It is widely acknowledged that India has achieved considerable success in the fields of IT and ITeS over the past two decades. Indian companies have proved that they are competitive in these global industries. However, there are now fears that this growth is not sustainable due to serious challenges on the human resources front.
In the IT and ITeS industries, employees at all levels work in an environment in which technical knowledge alone is not enough to create value for the customer or to achieve career progression. Our education system has not prepared our graduates for this work environment. Schools and colleges focus almost exclusively on technical knowledge, and ignore critical areas like industry exposure and soft skills development. This problem has been exacerbated by the need for companies to recruit more candidates from Tier 2 cities, as well as to seek talent at lesser known colleges. The ‘Freshers’ face career limitations due to their limited English language capabilities, weak communication skills, and poor interpersonal skills.
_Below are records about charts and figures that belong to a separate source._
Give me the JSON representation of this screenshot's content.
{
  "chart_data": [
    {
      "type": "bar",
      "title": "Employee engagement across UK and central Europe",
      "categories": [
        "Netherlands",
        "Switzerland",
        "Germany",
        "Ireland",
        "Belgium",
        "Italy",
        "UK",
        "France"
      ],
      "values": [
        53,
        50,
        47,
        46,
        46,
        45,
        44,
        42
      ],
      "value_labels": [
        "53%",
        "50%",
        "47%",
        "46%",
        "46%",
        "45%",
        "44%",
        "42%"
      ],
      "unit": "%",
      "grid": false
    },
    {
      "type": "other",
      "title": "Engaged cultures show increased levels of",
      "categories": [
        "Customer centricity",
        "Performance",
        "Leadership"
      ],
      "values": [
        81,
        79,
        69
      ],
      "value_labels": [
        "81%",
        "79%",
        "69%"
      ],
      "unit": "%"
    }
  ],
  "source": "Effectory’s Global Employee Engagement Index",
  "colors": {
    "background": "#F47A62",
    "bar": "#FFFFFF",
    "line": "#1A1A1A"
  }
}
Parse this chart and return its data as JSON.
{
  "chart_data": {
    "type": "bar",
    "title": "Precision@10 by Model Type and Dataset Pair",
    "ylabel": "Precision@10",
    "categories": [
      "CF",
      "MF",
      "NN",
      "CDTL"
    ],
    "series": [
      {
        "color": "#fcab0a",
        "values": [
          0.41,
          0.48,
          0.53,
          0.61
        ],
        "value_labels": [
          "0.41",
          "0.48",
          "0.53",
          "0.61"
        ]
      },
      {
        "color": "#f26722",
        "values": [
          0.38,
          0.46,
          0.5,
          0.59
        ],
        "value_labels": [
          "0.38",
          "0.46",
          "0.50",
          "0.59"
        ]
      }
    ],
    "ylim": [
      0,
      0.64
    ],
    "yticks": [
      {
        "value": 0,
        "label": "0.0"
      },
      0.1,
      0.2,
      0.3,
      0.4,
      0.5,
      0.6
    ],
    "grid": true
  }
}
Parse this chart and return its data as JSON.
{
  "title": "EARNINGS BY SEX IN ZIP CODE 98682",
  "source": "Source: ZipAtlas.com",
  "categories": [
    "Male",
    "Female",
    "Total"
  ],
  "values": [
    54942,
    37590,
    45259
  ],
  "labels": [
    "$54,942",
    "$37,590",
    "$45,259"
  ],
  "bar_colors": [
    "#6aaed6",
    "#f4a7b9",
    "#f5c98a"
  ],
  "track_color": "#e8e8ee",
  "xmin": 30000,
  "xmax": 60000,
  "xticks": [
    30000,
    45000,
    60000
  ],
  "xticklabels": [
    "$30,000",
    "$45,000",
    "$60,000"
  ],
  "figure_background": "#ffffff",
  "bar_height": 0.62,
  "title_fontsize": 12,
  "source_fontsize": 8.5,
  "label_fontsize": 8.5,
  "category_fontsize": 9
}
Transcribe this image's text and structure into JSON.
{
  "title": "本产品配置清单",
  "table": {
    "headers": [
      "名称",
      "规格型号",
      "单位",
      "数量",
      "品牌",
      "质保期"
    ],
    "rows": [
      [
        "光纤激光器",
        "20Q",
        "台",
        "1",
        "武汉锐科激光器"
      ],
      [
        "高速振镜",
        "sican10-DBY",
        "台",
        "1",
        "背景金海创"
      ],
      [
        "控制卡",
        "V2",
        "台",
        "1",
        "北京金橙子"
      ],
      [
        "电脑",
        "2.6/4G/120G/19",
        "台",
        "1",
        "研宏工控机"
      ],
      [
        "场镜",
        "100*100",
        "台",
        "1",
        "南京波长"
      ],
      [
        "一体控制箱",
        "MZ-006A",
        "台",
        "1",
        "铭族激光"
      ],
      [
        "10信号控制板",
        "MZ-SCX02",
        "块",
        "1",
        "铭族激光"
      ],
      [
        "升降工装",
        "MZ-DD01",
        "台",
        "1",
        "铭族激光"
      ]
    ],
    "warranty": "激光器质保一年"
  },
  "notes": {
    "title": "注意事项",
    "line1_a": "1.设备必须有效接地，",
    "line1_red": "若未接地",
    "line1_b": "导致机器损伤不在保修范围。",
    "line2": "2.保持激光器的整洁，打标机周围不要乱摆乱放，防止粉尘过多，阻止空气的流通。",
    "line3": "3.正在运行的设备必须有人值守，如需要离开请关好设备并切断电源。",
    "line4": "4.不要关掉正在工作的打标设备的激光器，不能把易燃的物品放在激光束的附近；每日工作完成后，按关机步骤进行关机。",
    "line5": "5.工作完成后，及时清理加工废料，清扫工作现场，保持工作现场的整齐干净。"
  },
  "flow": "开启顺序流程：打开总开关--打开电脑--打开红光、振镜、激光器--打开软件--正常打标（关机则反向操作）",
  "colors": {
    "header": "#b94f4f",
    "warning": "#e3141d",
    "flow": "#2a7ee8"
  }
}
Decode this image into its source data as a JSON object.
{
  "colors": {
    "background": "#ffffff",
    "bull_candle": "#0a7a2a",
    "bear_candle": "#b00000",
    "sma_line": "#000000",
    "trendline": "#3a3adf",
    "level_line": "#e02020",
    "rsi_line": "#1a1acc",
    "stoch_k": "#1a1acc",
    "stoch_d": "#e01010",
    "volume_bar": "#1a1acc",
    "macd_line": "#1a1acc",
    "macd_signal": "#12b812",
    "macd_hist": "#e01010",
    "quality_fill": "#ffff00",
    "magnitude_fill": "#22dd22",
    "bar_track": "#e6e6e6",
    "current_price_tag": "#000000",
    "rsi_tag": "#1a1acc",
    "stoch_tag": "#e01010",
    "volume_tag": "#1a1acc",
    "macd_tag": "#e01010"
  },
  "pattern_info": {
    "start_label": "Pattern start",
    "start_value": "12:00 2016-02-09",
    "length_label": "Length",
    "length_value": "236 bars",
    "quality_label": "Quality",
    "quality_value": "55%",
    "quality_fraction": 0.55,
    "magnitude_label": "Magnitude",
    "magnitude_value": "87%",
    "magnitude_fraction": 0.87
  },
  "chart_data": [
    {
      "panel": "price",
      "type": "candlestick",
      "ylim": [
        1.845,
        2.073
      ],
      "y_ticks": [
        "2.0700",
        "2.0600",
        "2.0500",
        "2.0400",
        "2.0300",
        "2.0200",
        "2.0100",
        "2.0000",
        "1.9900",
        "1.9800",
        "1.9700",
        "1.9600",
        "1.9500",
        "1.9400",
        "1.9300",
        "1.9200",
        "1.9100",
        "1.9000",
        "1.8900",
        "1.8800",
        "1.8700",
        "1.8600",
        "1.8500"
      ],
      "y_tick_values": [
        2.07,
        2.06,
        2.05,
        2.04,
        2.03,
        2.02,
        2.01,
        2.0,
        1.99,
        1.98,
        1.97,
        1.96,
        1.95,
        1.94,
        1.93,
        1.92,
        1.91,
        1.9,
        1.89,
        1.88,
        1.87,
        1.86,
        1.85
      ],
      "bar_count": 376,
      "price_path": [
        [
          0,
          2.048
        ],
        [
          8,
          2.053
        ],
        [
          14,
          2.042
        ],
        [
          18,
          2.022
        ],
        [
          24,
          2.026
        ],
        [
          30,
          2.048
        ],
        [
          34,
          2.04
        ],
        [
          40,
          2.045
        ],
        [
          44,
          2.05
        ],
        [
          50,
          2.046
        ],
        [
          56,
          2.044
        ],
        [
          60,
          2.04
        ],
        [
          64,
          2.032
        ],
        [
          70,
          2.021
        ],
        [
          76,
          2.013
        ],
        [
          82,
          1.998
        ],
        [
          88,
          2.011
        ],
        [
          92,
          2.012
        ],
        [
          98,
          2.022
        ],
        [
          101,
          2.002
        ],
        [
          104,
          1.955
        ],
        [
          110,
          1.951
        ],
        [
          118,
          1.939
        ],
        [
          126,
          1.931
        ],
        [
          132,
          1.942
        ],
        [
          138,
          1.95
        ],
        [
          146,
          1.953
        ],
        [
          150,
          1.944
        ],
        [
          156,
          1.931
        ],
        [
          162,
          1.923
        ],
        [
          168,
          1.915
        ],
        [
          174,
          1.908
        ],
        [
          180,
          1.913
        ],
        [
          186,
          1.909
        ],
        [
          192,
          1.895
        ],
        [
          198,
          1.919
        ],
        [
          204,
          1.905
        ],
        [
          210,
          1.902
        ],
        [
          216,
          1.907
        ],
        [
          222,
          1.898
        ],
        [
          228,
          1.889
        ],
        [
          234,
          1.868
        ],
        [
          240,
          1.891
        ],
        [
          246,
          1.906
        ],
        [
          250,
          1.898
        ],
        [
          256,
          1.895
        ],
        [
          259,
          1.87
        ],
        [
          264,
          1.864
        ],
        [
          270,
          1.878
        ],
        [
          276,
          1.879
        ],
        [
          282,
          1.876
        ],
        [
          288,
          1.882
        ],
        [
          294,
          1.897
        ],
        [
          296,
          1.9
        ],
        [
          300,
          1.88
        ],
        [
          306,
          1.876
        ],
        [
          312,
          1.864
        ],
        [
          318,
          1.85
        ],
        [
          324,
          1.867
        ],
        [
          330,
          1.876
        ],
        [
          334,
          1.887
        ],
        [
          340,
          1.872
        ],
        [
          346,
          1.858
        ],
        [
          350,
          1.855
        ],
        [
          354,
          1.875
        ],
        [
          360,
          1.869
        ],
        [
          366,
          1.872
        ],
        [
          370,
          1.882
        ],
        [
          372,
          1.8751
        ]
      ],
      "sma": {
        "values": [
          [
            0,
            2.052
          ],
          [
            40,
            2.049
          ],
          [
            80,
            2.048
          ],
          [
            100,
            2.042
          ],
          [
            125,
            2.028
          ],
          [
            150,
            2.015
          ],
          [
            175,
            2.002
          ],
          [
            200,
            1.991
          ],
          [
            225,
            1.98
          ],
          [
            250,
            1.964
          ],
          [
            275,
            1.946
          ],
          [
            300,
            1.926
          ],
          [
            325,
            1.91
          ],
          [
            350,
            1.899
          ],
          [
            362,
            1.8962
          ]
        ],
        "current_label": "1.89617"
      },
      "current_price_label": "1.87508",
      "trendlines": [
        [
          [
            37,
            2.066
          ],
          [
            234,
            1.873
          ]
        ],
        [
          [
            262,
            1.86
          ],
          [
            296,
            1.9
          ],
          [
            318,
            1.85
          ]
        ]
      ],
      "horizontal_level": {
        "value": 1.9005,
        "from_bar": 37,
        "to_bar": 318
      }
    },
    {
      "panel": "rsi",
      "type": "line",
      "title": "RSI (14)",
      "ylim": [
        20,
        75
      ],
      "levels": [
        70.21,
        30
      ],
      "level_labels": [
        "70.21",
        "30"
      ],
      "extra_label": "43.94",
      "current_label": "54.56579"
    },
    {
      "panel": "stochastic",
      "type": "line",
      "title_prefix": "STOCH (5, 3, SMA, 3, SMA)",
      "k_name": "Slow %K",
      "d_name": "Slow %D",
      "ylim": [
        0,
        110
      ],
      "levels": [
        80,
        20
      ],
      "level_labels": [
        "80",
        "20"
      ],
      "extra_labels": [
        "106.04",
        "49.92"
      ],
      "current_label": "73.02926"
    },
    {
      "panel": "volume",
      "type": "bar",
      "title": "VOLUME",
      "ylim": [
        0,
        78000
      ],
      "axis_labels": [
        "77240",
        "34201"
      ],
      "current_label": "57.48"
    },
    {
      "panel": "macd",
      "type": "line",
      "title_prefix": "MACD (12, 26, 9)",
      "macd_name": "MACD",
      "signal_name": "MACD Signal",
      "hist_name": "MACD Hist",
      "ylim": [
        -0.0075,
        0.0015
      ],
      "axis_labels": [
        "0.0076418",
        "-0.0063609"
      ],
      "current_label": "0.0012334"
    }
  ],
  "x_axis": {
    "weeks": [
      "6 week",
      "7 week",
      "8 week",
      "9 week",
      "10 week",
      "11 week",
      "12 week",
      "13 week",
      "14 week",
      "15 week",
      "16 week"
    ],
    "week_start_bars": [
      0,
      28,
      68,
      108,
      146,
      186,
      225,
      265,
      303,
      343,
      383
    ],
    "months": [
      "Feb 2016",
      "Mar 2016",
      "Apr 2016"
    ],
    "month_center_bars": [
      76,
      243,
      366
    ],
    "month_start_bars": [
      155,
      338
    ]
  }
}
At the same time attrition levels are high as more and more companies chase the scarce talent available. To combat attrition, small and mid sized companies are promoting people in record time. Employees are often expected to take on new roles and responsibilities well before they have developed the skills, knowledge and maturity necessary for these roles. Inexperienced managers may actually contribute to an increase in attrition rates, thus creating a vicious cycle. Even large companies operating in the Indian environment have begun to face these challenges and are looking for ways to bring their employees rapidly up to speed.
In all emerging and high growth industries, companies are faced with the need to not only find people with the requisite technical skills, but are having to invest heavily in training them in the soft skills that are essential for working with colleagues, customers, suppliers, and with their counterparts across countries and cultures.